Moreover Jehovah said to me in the days of Josiah the king, Have thou seen that which backsliding Israel has done? She has gone up upon every high mountain and under every green tree, and there has played the harlot.
7 Bütün bunları yaptıktan sonra bana geri döneceğini düşündüm, ama dönmedi. Hain kızkardeşi Yahuda da gördü bunları.
And I said after she had done all these things, She will return to me, but she returned not. And her treacherous sister Judah saw it.
8 Fahişeliği yüzünden dönek İsrail'i boşayıp ona boşanma belgesini verdiğim halde, kızkardeşi hain Yahuda'nın hiç korkmadığını, gidip fahişelik ettiğini gördüm.
And I saw, when, for this very cause that backsliding Israel had committed adultery, I had put her away and given her a bill of divorcement, yet treacherous Judah her sister feared not, but she also went and played the harlot.
9 Hiç umursamadan fahişeliğiyle ülkeyi kirletti; taşla, ağaçla zina etti.
And it came to pass through the frivolity of her whoredom, that the land was polluted, and she committed adultery with stones and with stocks.
10 Bütün bunlara karşın, hain kızkardeşi Yahuda içtenlikle değil, göstermelik olarak bana döndü.” Böyle diyor RAB.
And yet for all this her treacherous sister Judah has not returned to me with her whole heart, but in pretense, says Jehovah.

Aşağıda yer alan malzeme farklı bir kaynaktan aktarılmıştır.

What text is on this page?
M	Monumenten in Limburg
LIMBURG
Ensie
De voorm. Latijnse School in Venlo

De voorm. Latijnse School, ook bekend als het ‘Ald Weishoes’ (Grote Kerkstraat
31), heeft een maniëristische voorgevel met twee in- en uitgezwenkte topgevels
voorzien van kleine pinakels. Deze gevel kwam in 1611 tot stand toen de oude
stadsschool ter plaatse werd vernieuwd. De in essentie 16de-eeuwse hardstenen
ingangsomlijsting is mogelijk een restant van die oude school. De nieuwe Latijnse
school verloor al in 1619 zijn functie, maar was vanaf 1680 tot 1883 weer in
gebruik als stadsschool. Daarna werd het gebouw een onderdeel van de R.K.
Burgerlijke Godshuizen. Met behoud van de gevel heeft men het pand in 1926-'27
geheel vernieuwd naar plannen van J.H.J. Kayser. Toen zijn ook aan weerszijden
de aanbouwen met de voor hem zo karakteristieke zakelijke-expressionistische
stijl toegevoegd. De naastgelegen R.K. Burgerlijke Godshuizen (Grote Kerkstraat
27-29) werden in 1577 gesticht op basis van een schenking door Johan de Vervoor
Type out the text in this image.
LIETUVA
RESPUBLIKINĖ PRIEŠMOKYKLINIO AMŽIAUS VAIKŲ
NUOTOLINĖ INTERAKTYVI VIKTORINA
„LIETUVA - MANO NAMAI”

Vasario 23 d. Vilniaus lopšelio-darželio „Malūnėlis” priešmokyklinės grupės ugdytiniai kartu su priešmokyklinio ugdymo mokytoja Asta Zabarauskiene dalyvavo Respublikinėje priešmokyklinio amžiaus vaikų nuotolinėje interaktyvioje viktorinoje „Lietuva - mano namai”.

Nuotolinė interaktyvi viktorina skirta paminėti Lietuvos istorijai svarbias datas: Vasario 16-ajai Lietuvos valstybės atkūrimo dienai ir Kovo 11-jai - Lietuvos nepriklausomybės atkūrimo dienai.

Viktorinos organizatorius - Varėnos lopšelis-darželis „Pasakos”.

11 RAB bana, “Dönek İsrail hain Yahuda'dan daha doğru olduğunu gösterdi” dedi,
And Jehovah said to me, Backsliding Israel has shown herself more righteous than treacherous Judah.
12 “Git, bu sözleri kuzeye duyur. De ki, “‘Ey dönek İsrail, geri dön’ diyor RAB. ‘Size artık öfkeyle bakmayacağım, Çünkü ben sevecenim’ diyor RAB. ‘Öfkemi sonsuza dek sürdürmem.
Go, and proclaim these words toward the north, and say, Return, thou backsliding Israel, says Jehovah, I will not look in anger upon you, for I am merciful, says Jehovah. I will not keep anger forever.
13 Ancak suçunu kabul et: Tanrın RAB'be başkaldırdın, Her bol yapraklı ağacın altında Sevgini yabancı ilahlarla paylaştın, Beni dinlemedin.’” Böyle diyor RAB.
Only acknowledge thine iniquity, that thou have transgressed against Jehovah thy God, and have scattered thy ways to the strangers under every green tree, and ye have not obeyed my voice, says Jehovah.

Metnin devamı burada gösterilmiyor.